En ese sentido, la prescripción de los derechos laborales, antes de la vigencia de la CPE, a partir del 07 de febrero de 2009, se extinguían por el transcurso del tiempo a los dos años de hacerse exigibles, conforme determinaban los arts. 120 de la LGT y 163 de su DR y para impedir esa extinción, el interesado debía activar su reclamo mediante cualquier medio idóneo y antes el vencimiento de dicho plazo, conforme establece el art. 126 del CPT; es decir, esa interrupción se realiza por cualquier acto idóneo documentado que pueda acreditarse ante la autoridad jurisdiccional o administrativa, según corresponda, interrupción que implica el inicio de un nuevo periodo de prescripción quedando sin efecto el transcurrido anteriormente. Norma concordante con los arts. 1505 y 1503 del Código Civil, sobre la interrupción del término de prescripción, por cualquier acto que tienda al reconocimiento expreso o tácitos del derecho que le asiste al demandante.

Ahora bien, en mérito a la aplicación del art. 48-IV de la CPE; todos los derechos laborales en general son imprescriptibles, que se aplica a partir de la vigencia de dicha norma, habiéndose entendido en mérito a la interpretación constitucional de dicha norma que abarca a todos los derechos que se encontraban vigentes dos años antes a la publicación de la misma; es decir desde el 07 de febrero de 2007.

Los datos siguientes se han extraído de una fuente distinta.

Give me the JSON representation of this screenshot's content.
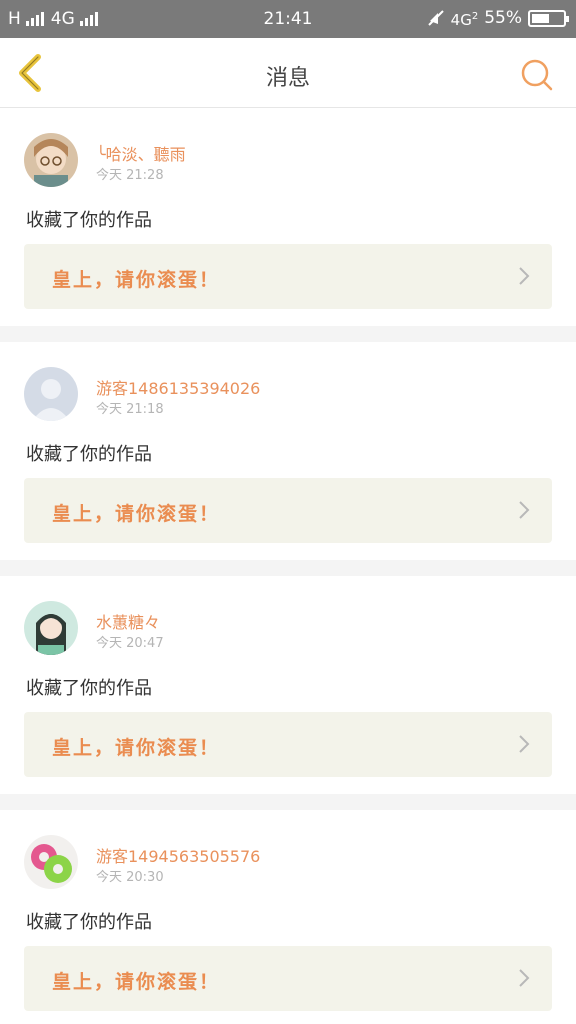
{
  "status_bar": {
    "carrier_left": "H",
    "network_left": "4G",
    "time": "21:41",
    "network_right": "4G",
    "network_right_sub": "2",
    "battery": "55%",
    "battery_level": 0.55
  },
  "header": {
    "title": "消息",
    "back_icon": "chevron-left-icon",
    "search_icon": "search-icon"
  },
  "messages": [
    {
      "username": "╰哈淡、聽雨",
      "time": "今天 21:28",
      "action": "收藏了你的作品",
      "quote": "皇上，请你滚蛋！",
      "avatar": "anime-girl-glasses"
    },
    {
      "username": "游客1486135394026",
      "time": "今天 21:18",
      "action": "收藏了你的作品",
      "quote": "皇上，请你滚蛋！",
      "avatar": "default-user"
    },
    {
      "username": "水蕙糖々",
      "time": "今天 20:47",
      "action": "收藏了你的作品",
      "quote": "皇上，请你滚蛋！",
      "avatar": "anime-girl-green"
    },
    {
      "username": "游客1494563505576",
      "time": "今天 20:30",
      "action": "收藏了你的作品",
      "quote": "皇上，请你滚蛋！",
      "avatar": "donut-rings"
    }
  ],
  "colors": {
    "accent": "#e9915c",
    "status_bar": "#7a7a7a",
    "quote_bg": "#f3f3ea",
    "back_arrow": "#e8c43c"
  }
}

Asimismo, corresponde puntualizar que, si existiesen derechos laborales que se encuentran pendientes de reconocimiento judicial, pero que son anteriores a la fecha indicada líneas arriba, se considerarán imprescriptibles, si existió dentro de ese periodo una interrupción de la prescripción conforme las modalidades descritas, dentro del plazo aludido; o que la relación laboral se mantuvo ininterrumpida hasta los dos años anteriores a la publicación de la CPE, debiendo el Juez o Tribunal encargado del caso identificar los derechos y establecer los plazo correspondientes, para concluir si corresponde o no el reconocimiento de los mismos; o por el contrario, declarar la prescripción, de manera fundamentada, en aplicación de las normas que regían en cada oportunidad.

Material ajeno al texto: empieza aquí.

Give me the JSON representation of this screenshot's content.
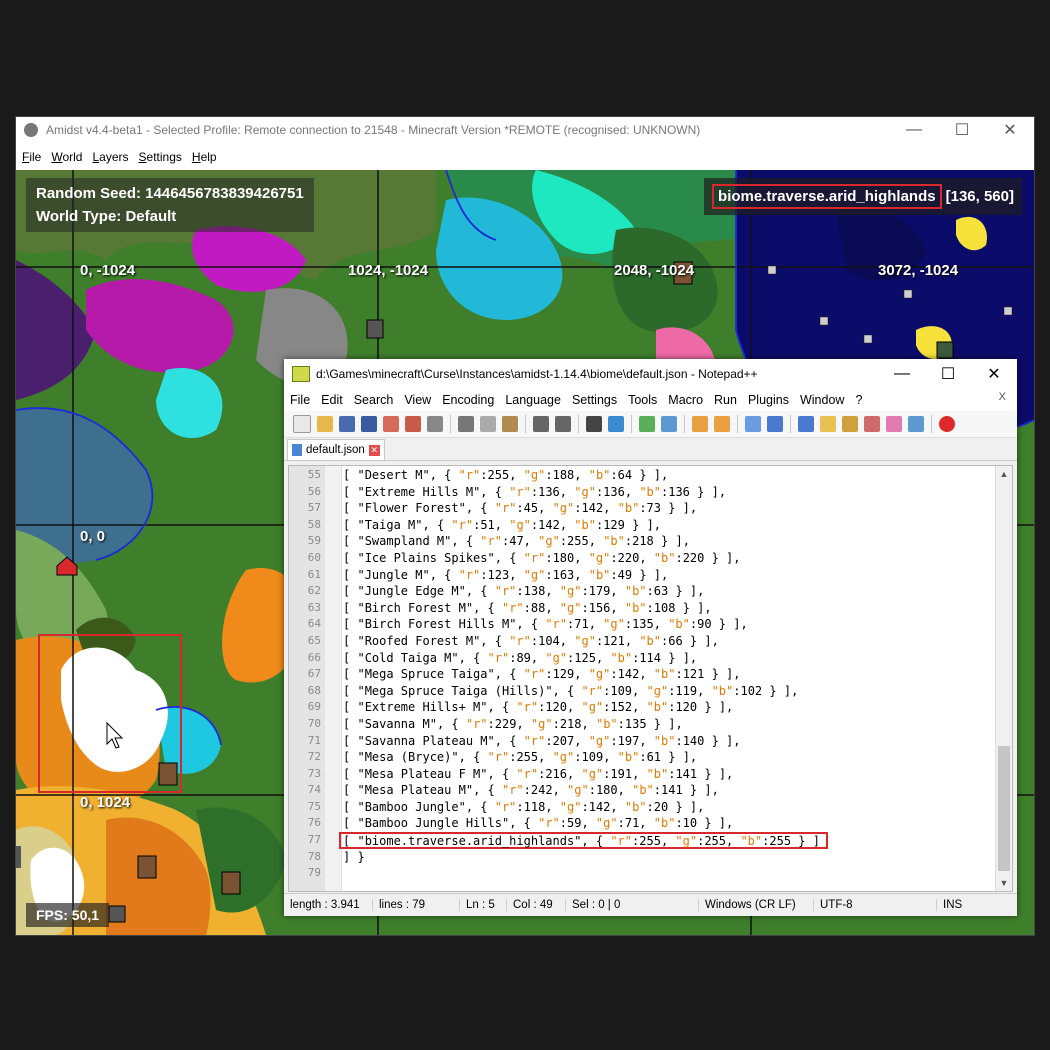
{
  "amidst": {
    "title": "Amidst v4.4-beta1 - Selected Profile: Remote connection to 21548 - Minecraft Version *REMOTE (recognised: UNKNOWN)",
    "menu": [
      "File",
      "World",
      "Layers",
      "Settings",
      "Help"
    ],
    "seed_label": "Random Seed: 1446456783839426751",
    "world_type_label": "World Type: Default",
    "coords": [
      {
        "label": "0, -1024",
        "id": "0-neg1024"
      },
      {
        "label": "1024, -1024",
        "id": "1024-neg1024"
      },
      {
        "label": "2048, -1024",
        "id": "2048-neg1024"
      },
      {
        "label": "3072, -1024",
        "id": "3072-neg1024"
      },
      {
        "label": "0, 0",
        "id": "0-0"
      },
      {
        "label": "0, 1024",
        "id": "0-1024"
      }
    ],
    "biome_name": "biome.traverse.arid_highlands",
    "biome_coords": "[136, 560]",
    "fps": "FPS: 50,1"
  },
  "npp": {
    "title": "d:\\Games\\minecraft\\Curse\\Instances\\amidst-1.14.4\\biome\\default.json - Notepad++",
    "menu": [
      "File",
      "Edit",
      "Search",
      "View",
      "Encoding",
      "Language",
      "Settings",
      "Tools",
      "Macro",
      "Run",
      "Plugins",
      "Window",
      "?"
    ],
    "menu_close": "X",
    "tab_label": "default.json",
    "lines": [
      {
        "n": "55",
        "name": "Desert M",
        "r": "255",
        "g": "188",
        "b": "64"
      },
      {
        "n": "56",
        "name": "Extreme Hills M",
        "r": "136",
        "g": "136",
        "b": "136"
      },
      {
        "n": "57",
        "name": "Flower Forest",
        "r": "45",
        "g": "142",
        "b": "73"
      },
      {
        "n": "58",
        "name": "Taiga M",
        "r": "51",
        "g": "142",
        "b": "129"
      },
      {
        "n": "59",
        "name": "Swampland M",
        "r": "47",
        "g": "255",
        "b": "218"
      },
      {
        "n": "60",
        "name": "Ice Plains Spikes",
        "r": "180",
        "g": "220",
        "b": "220"
      },
      {
        "n": "61",
        "name": "Jungle M",
        "r": "123",
        "g": "163",
        "b": "49"
      },
      {
        "n": "62",
        "name": "Jungle Edge M",
        "r": "138",
        "g": "179",
        "b": "63"
      },
      {
        "n": "63",
        "name": "Birch Forest M",
        "r": "88",
        "g": "156",
        "b": "108"
      },
      {
        "n": "64",
        "name": "Birch Forest Hills M",
        "r": "71",
        "g": "135",
        "b": "90"
      },
      {
        "n": "65",
        "name": "Roofed Forest M",
        "r": "104",
        "g": "121",
        "b": "66"
      },
      {
        "n": "66",
        "name": "Cold Taiga M",
        "r": "89",
        "g": "125",
        "b": "114"
      },
      {
        "n": "67",
        "name": "Mega Spruce Taiga",
        "r": "129",
        "g": "142",
        "b": "121"
      },
      {
        "n": "68",
        "name": "Mega Spruce Taiga (Hills)",
        "r": "109",
        "g": "119",
        "b": "102"
      },
      {
        "n": "69",
        "name": "Extreme Hills+ M",
        "r": "120",
        "g": "152",
        "b": "120"
      },
      {
        "n": "70",
        "name": "Savanna M",
        "r": "229",
        "g": "218",
        "b": "135"
      },
      {
        "n": "71",
        "name": "Savanna Plateau M",
        "r": "207",
        "g": "197",
        "b": "140"
      },
      {
        "n": "72",
        "name": "Mesa (Bryce)",
        "r": "255",
        "g": "109",
        "b": "61"
      },
      {
        "n": "73",
        "name": "Mesa Plateau F M",
        "r": "216",
        "g": "191",
        "b": "141"
      },
      {
        "n": "74",
        "name": "Mesa Plateau M",
        "r": "242",
        "g": "180",
        "b": "141"
      },
      {
        "n": "75",
        "name": "Bamboo Jungle",
        "r": "118",
        "g": "142",
        "b": "20"
      },
      {
        "n": "76",
        "name": "Bamboo Jungle Hills",
        "r": "59",
        "g": "71",
        "b": "10"
      },
      {
        "n": "77",
        "name": "biome.traverse.arid_highlands",
        "r": "255",
        "g": "255",
        "b": "255",
        "last": true
      }
    ],
    "line78": "] }",
    "line78_n": "78",
    "line79_n": "79",
    "status": {
      "length": "length : 3.941",
      "lines": "lines : 79",
      "ln": "Ln : 5",
      "col": "Col : 49",
      "sel": "Sel : 0 | 0",
      "eol": "Windows (CR LF)",
      "enc": "UTF-8",
      "mode": "INS"
    }
  },
  "colors": {
    "highlight": "#d8282e",
    "json_key": "#e07a00"
  }
}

En tal contexto, el último pago efectuado por beneficios sociales por EMALT a la demandante fue realizado el 27 de julio de 2007 que conllevó a una primera interrupción de la prescripción, posteriormente a la entrada en vigencia de la Constitución Política del Estado el 7 de febrero de 2009, se interrumpió por segunda vez, no cumpliendo en ninguno de los casos los dos años para su procedencia, con la aclaración de que la interrupción de la segunda vez, por la puesta en vigencia de la CPE, fue de forma definitiva, al consagrar a partir de esta norma fundamental, la imprescriptibilidad de los derechos laborales; consecuentemente, no operó la prescripción.

En consecuencia, no habiéndose demostrado que se hubiese infringido, violado o aplicado indebida o erróneamente la Ley, conforme lo acusado en el recurso de casación, evidenciándose que el Auto de Vista se ajustó a derecho, correspondiendo resolver en el marco del art. 220-II del CPC-2013, por permisión del art. 252 del CPT.